寒い冬に防寒をせずに外出したりすると、交感神経系が刺激されて、血管が収縮し血圧が上がります。家の中でも、急激な温度変化は危険です。例えば、トイレ、風呂の脱衣場など、気温が低い所は要注意です。暖房をして下さい。

また、最近注目されているのが早朝高血圧です。朝起きると交感神経系の亢進と昇圧ホルモンの増加によって血圧が上昇します。最近の研究結果では、午前6時から午前8時ごろにかけて、脳梗塞、心筋梗塞が多発しており、早朝高血圧との関連で注目されています。これからの寒い時期では、特に要注意です。家庭で早朝の血圧を測定してみて下さい。

入浴に関しては、高齢者の方は温度感覚が鈍くなり、高温湯(42℃以上)に平気で入れるようになり、高温湯を好むような方があります。しかし高温湯は血圧上昇や血液粘度の上昇を招き、血圧の変動を激しくします。微温湯(39℃未満)の反復入浴は体の保温効果がありお薦めです。入浴後は血液粘度が上がっていますので、水分を十分に補給して下さい。

寒い時期になると、感冒、インフルエンザ、気管支炎、肺炎などの呼吸器疾患が増加します。今冬、世間で新型肺炎と呼ばれている重症急性呼吸器症候群(SARS)の再燃への懸念が世界的に高まっています。新型肺炎と初期症状が似ているインフルエンザが同時に流行した場合、医療現場に混乱が生じることも考えられます。今冬における感染症対策のポイントはインフルエンザです。

インフルエンザはインフルエンザウイルス(A型、B型、C型)の感染により発症します。のどに付着して20分で細胞内に入り、8時間で増殖します。インフルエンザの症状は、突発的な高熱(38~39℃)、のどの痛み、頭痛、筋肉痛、全身倦怠感などです。発症後3日間は感染力が強く、空気感染により他の人に感染し易いです。

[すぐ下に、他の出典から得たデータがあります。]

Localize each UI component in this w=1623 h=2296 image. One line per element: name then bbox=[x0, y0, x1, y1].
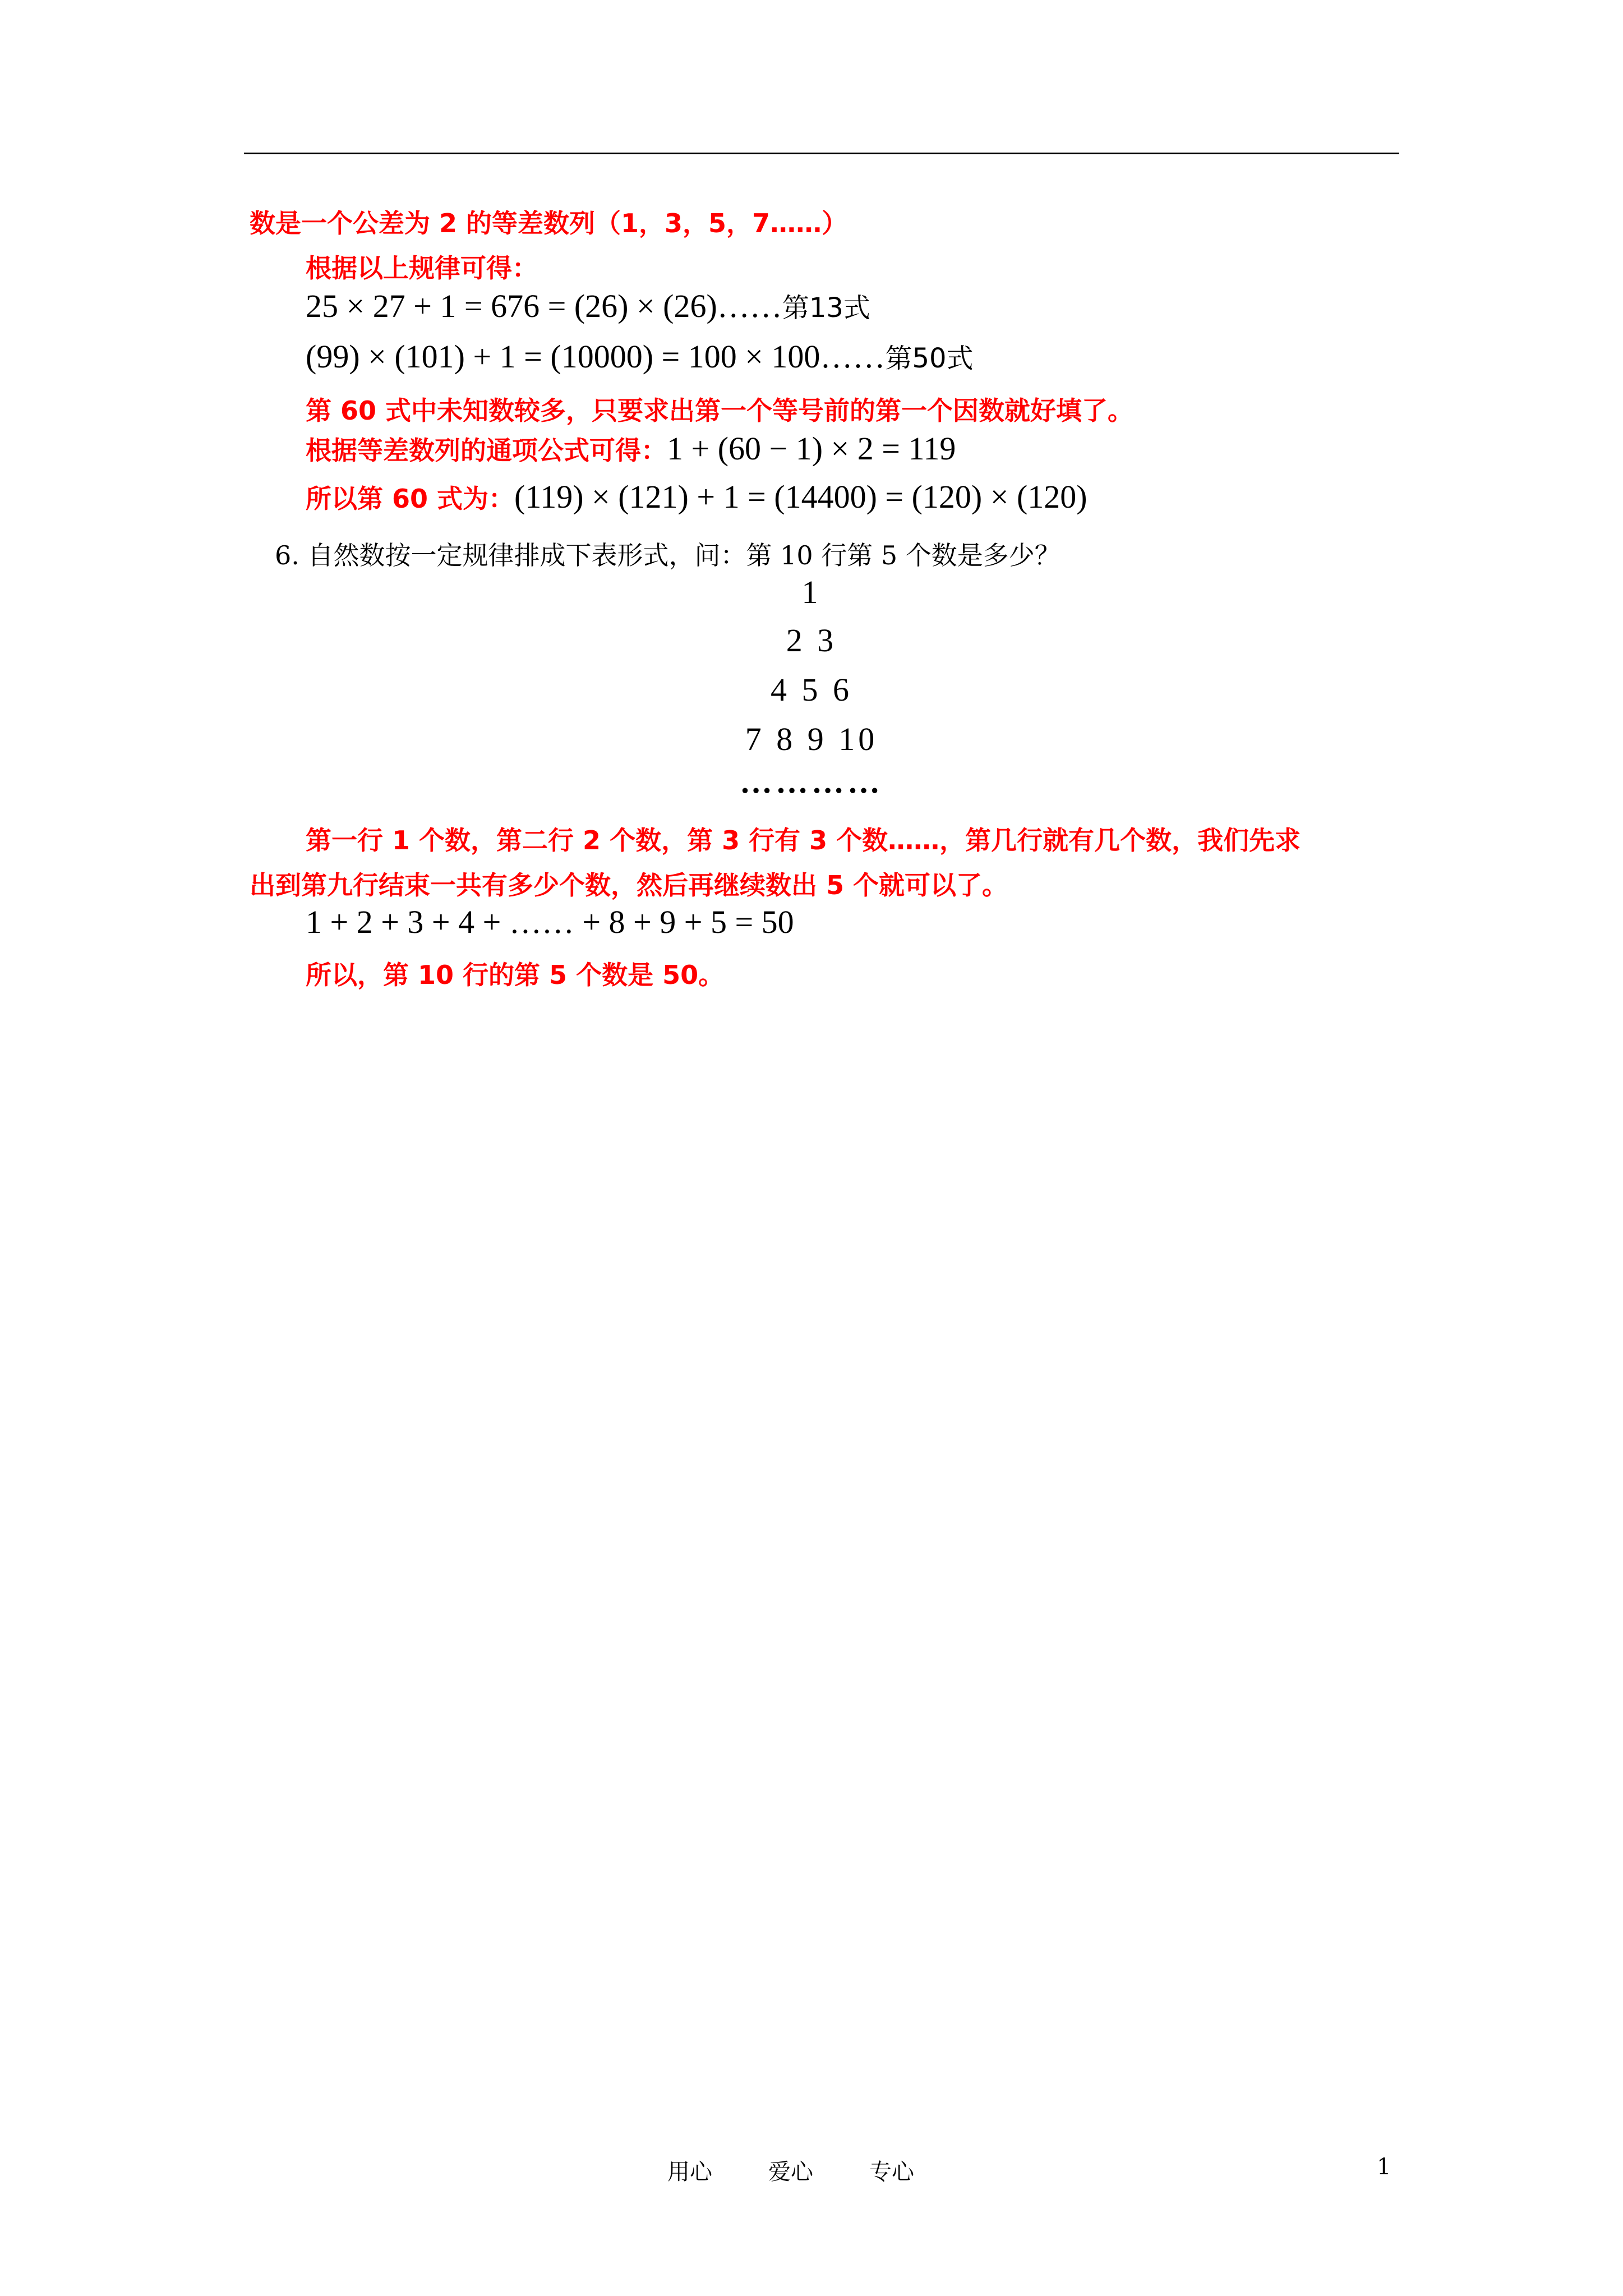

インフルエンザの予防としては、一般的な予防とワクチンによる予防があります。厚生労働省はインフルエンザの予防接種を推奨しており、製薬会社も本年度は、1,470万本のワクチンを製造しています。日本医師会は65歳以上の高齢者の接種率70%を目標にしています。(平成14年度は35.3%)

一般的な予防としては、十分な栄養と休養、石鹸による手洗い、うがいなどがあります。また、インフルエンザウイルスは空気が乾燥した状態に強いですので、室内を適切な湿度に保って下さい。

インフルエンザワクチンを接種して効果が発現するのに2週間かかり、効果があるのは5ヶ月間です。従ってワクチンの接種は10月下旬から12月中旬頃までに行って下さい。65歳以上の高齢者、気管支喘息、肺結核、糖尿病、心疾患、腎疾患を有する方はインフルエンザに罹患した場合に重症化する高危険群ですので、特にインフルエンザの予防接種が勧められます。インフルエンザの予防接種をしていれば、インフルエンザに罹患しないで済むか、もし罹患しても軽く済みます。予防に優れる治療法はありません。